Ася пишет Янычары, по другим источникам – на Святой горе, по третьим в скале «собственного профиля»… Вот уже начало мифа, и, в конце концов, Макс окажется похороненным на всех горах своего родного Коктебеля. Как бы он этому радовался!
Макса Волошина в Революцию дам двумя словами: он спасал красных от белых и белых от красных, вернее, красного от белых и белого от красных, то есть человека от своры, одного от всех, побежденного от победителей. Знаю еще, что его стихи «Матрос» ходили в правительственных листовках на обоих фронтах, из чего вывод, что матрос его был не красный матрос и не белый матрос, а морской матрос, черноморский матрос.
И как матрос его – настоящий матрос, так поэт он – настоящий поэт, и человек – настоящий человек, по всем счетам, то есть по единственному счету внутренней необходимости – плативший. За любовь к одиночеству – платившийся восемью месяцами в год одиночества абсолютного, а с 17-го года и всеми двенадцатью, за любовь к совместности – неослабностью внутреннего общения, за любовь к стихам – слушанием их, часами и томами, за любовь к душам – не двухчасовыми, а двадцати и тридцатилетними беседами, кончавшимися только со смертью собеседника, а может быть, не кончившимися вовсе? За любовь к друзьям – делом, то есть всем собой, за любовь к врагам – тем же.

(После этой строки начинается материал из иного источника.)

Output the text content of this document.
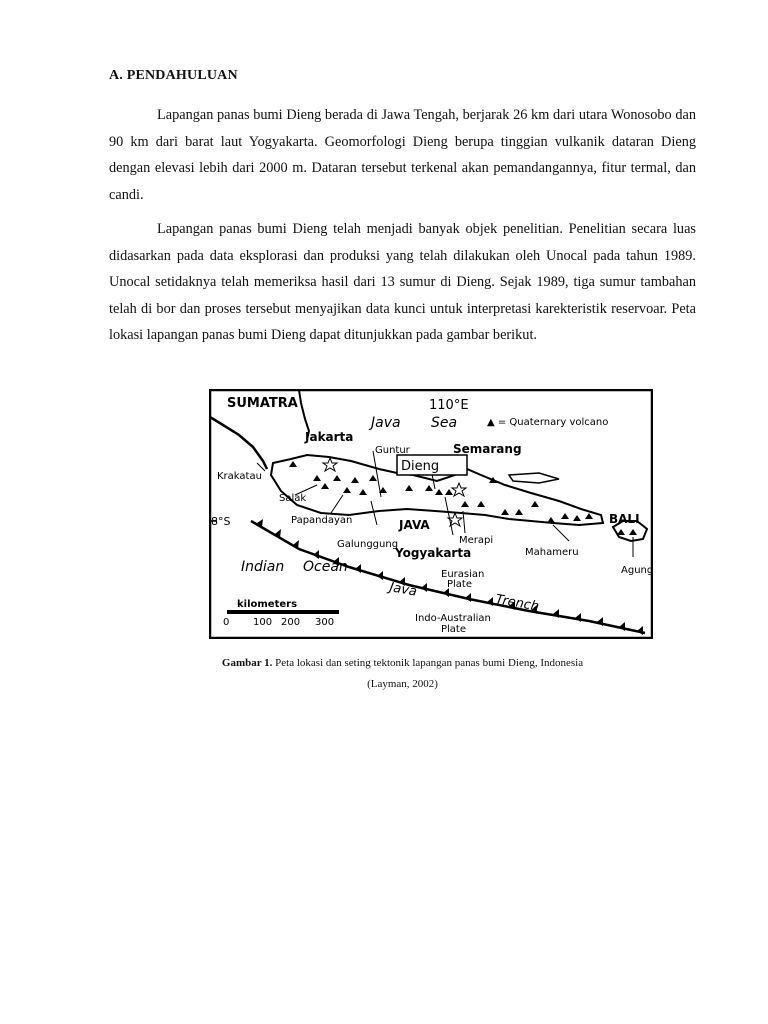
A. PENDAHULUAN

Lapangan panas bumi Dieng berada di Jawa Tengah, berjarak 26 km dari utara Wonosobo dan 90 km dari barat laut Yogyakarta. Geomorfologi Dieng berupa tinggian vulkanik dataran Dieng dengan elevasi lebih dari 2000 m. Dataran tersebut terkenal akan pemandangannya, fitur termal, dan candi.

Lapangan panas bumi Dieng telah menjadi banyak objek penelitian. Penelitian secara luas didasarkan pada data eksplorasi dan produksi yang telah dilakukan oleh Unocal pada tahun 1989. Unocal setidaknya telah memeriksa hasil dari 13 sumur di Dieng. Sejak 1989, tiga sumur tambahan telah di bor dan proses tersebut menyajikan data kunci untuk interpretasi karekteristik reservoar. Peta lokasi lapangan panas bumi Dieng dapat ditunjukkan pada gambar berikut.

SUMATRA	110°E
Java Sea	▲ = Quaternary volcano
Jakarta
Guntur	Semarang
Dieng
Krakatau
Salak
Papandayan	JAVA	BALI
8°S
Galunggung
Yogyakarta
Merapi
Mahameru
Indian Ocean	Eurasian
Plate
Agung
Java
Trench
kilometers
0 100 200 300	Indo-Australian
Plate
Gambar 1. Peta lokasi dan seting tektonik lapangan panas bumi Dieng, Indonesia
(Layman, 2002)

Этого человека чудесно хватило на всё, всё самое обратное, всё взаимно-исключающееся, как: отшельничество – общение, радость жизни – подвижничество. Скажу образно: он был тот самый святой, к которому на скалу, которая была им же, прибегал полечить лапу больной кентавр, который был им же, под солнцем, которое было им же.
На одно только его не хватило, вернее, одно только его не захватило: партийность, вещь заведомо не человеческая, не животная и не божественная, уничтожающая в человеке и человека, и животное, и божество.

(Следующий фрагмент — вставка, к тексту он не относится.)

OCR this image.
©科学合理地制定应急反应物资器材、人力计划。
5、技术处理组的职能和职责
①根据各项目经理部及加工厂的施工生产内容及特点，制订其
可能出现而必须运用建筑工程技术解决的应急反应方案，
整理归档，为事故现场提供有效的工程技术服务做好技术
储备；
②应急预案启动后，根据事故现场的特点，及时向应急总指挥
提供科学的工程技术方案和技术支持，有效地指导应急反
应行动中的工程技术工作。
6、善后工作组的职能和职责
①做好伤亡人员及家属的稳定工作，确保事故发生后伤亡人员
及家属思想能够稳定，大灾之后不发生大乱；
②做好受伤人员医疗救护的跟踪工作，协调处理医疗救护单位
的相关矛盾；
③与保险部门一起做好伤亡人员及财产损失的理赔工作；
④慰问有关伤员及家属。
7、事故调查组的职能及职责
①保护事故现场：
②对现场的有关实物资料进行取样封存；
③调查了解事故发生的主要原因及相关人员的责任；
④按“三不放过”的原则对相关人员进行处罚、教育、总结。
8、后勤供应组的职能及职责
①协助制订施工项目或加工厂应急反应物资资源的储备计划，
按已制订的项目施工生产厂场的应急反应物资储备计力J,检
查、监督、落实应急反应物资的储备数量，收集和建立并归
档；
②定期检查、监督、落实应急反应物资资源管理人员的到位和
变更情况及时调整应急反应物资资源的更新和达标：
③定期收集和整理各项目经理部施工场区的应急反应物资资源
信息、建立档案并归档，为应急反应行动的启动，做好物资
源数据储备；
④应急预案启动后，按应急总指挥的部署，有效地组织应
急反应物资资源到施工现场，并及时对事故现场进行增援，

Не политические убеждения, а мироубежденность, не мировоззрение, а миротворчество. Мифотворчество – миротворчество, и, в последние годы своей жизни и лиры, мiротворчество – творение мира заново.
Бытовой факт его пенсии в 240 рублей, пенсии врагов, как бы казалось, врагу – вовсе не бытовой и вовсе не факт, а духовный акт победы над самой идеей вражды, самой идеей зла.
Так, окольными путями мистики, мудрости, дара, и прямым воздействием примера, Макс, которого как-то странно называть христианином, настолько он был всё, еще всё, заставил тех, которые его мнили своим врагом, не только простить врагу, но почтить врага.
Поэтому все, без различия партий, которых он не различал, преклонимся перед тем очагом Добра, который есть его далекая горная могила, а затем, сведя затылок с лопатками, нахмурившись и все же улыбнувшись, взглянем на его любимое полдневное солнце – и вспомним его.
Последнее видение
И ризу ветхую мою
Сушу на солнце под скалою.
«…Встретившись с остальными под скалой, мы заговорились и незаметно забрели в восточную часть бухты. Знакомая, давно примелькавшаяся фигура старика, в длинной толстовке, с длинной широкой и белой бородой, в широких простых брюках, в развалившихся допотопных туфлях, вышла навстречу нам из-за поворота дороги, осторожно ощупывая дорогу палкой.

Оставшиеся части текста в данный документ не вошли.